A managed Spark service lets you take advantage of open source data tools for batch processing, querying, streaming, and machine learning. By using such an automation you will be able to quickly create clusters on -demand, manage them with ease and turn them off when the task is complete. Users can also size clusters according to the workload, performance requirements or based on the existing resources. Furthermore, you will be granted access to fully managed Spark clusters that you can dynamically scale up and down in just a few seconds. and this can be done even while jobs are processing. In addition, users will be able to turn off clusters when they no longer need them, hence saving money. Managed Spark providers create temporal clusters instead of making provisions and retaining a cluster for all your jobs. Typically they use a cluster of machines with a master node and workers. Organizations can concentrate on extracting value out of their data instead of spending their valuable resources on operations.

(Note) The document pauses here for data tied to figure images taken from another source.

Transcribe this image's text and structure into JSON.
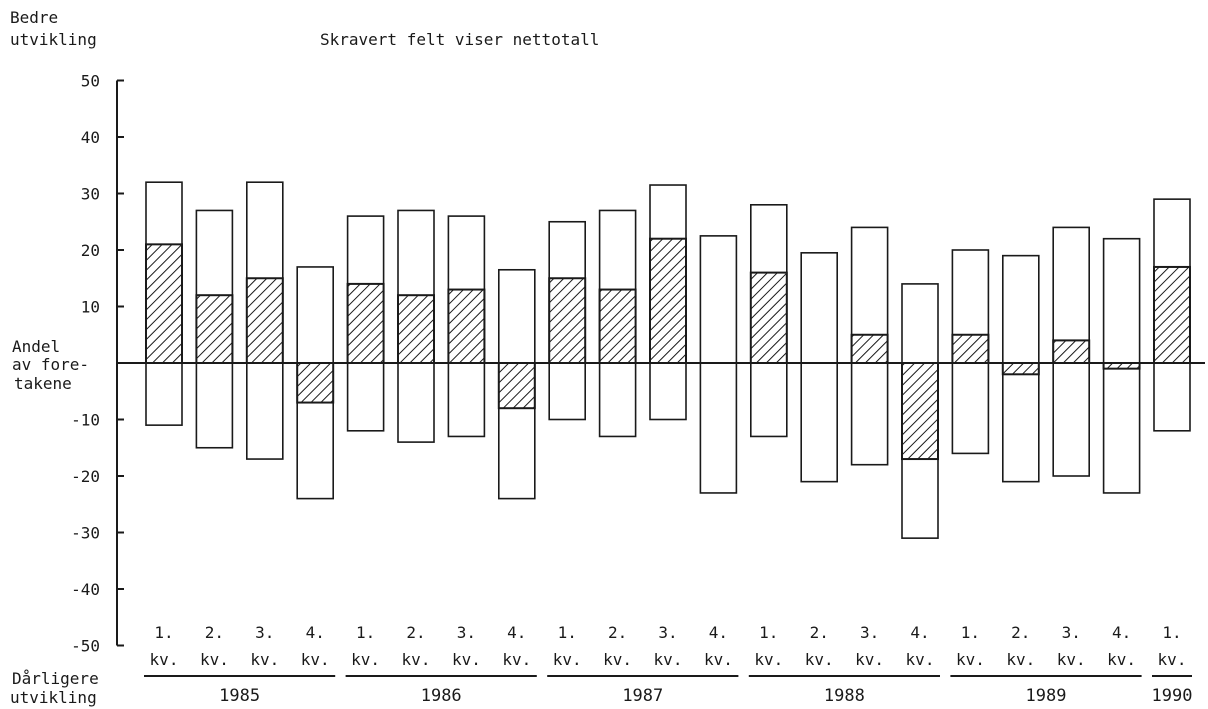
{
  "chart_data": {
    "type": "bar",
    "title": "Skravert felt viser nettotall",
    "ylabel_top": [
      "Bedre",
      "utvikling"
    ],
    "ylabel_middle": [
      "Andel",
      "av fore-",
      "takene"
    ],
    "ylabel_bottom": [
      "Dårligere",
      "utvikling"
    ],
    "ylim": [
      -50,
      50
    ],
    "yticks": [
      50,
      40,
      30,
      20,
      10,
      -10,
      -20,
      -30,
      -40,
      -50
    ],
    "quarter_labels": [
      "1.",
      "2.",
      "3.",
      "4.",
      "1.",
      "2.",
      "3.",
      "4.",
      "1.",
      "2.",
      "3.",
      "4.",
      "1.",
      "2.",
      "3.",
      "4.",
      "1.",
      "2.",
      "3.",
      "4.",
      "1."
    ],
    "kv_label": "kv.",
    "years": [
      "1985",
      "1986",
      "1987",
      "1988",
      "1989",
      "1990"
    ],
    "year_quarter_counts": [
      4,
      4,
      4,
      4,
      4,
      1
    ],
    "series": [
      {
        "name": "Bedre",
        "values": [
          32,
          27,
          32,
          17,
          26,
          27,
          26,
          16.5,
          25,
          27,
          31.5,
          22.5,
          28,
          19.5,
          24,
          14,
          20,
          19,
          24,
          22,
          29
        ]
      },
      {
        "name": "Dårligere",
        "values": [
          -11,
          -15,
          -17,
          -24,
          -12,
          -14,
          -13,
          -24,
          -10,
          -13,
          -10,
          -23,
          -13,
          -21,
          -18,
          -31,
          -16,
          -21,
          -20,
          -23,
          -12
        ]
      },
      {
        "name": "Netto",
        "values": [
          21,
          12,
          15,
          -7,
          14,
          12,
          13,
          -8,
          15,
          13,
          22,
          0,
          16,
          0,
          5,
          -17,
          5,
          -2,
          4,
          -1,
          17
        ]
      }
    ]
  }
}
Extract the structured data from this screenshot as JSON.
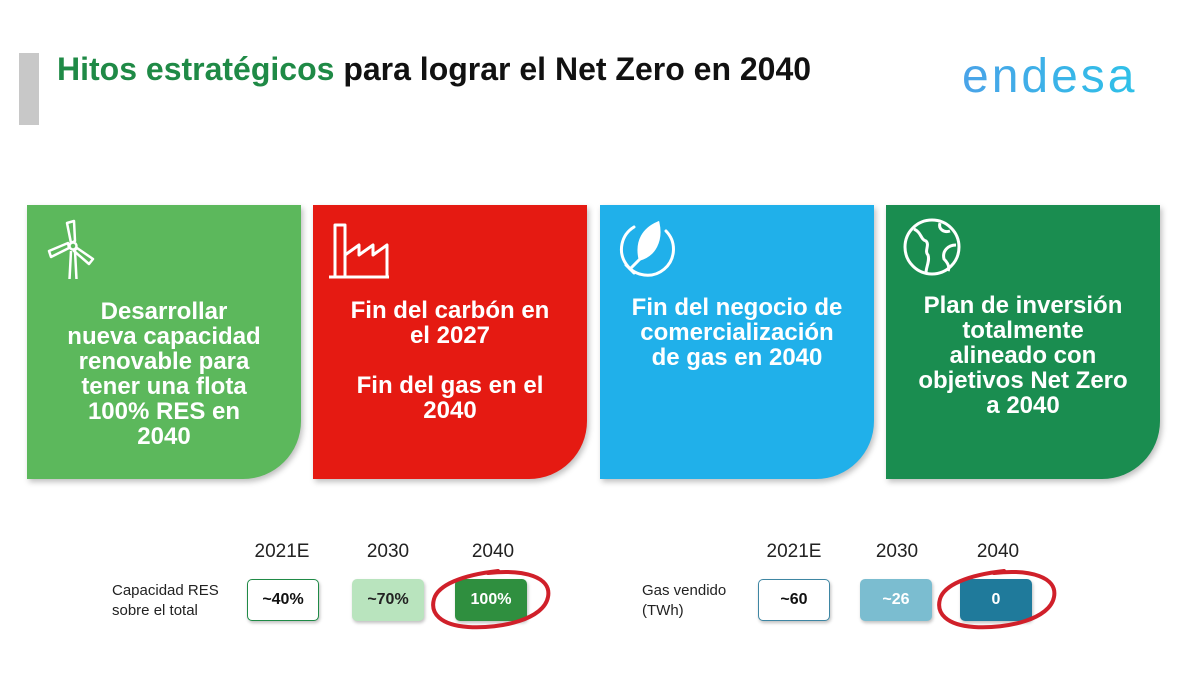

Managed deployment, logging, and monitoring according to the needs of your particular job let you focus on your data, instead of focusing on the cluster. Your clusters will be stable, scalable, and fast..
Building and configuring Spark clusters is resource-intensive, however this is no longer of your concer as clusters can be created and scaled quickly. nodes are wind down when they're no longer needed. Everything is done on an as-needed basis
Usually there are provided multiple ways to manage a cluster.
Hardware and software on clusters is automatically configured for you while also allowing for manual control.
You will no longer have to stress out on managing the cluster or resource allocation and make any prioritisation through tools such as YARN resource manager.
Users only pay for the compute resources that are consumed during the process.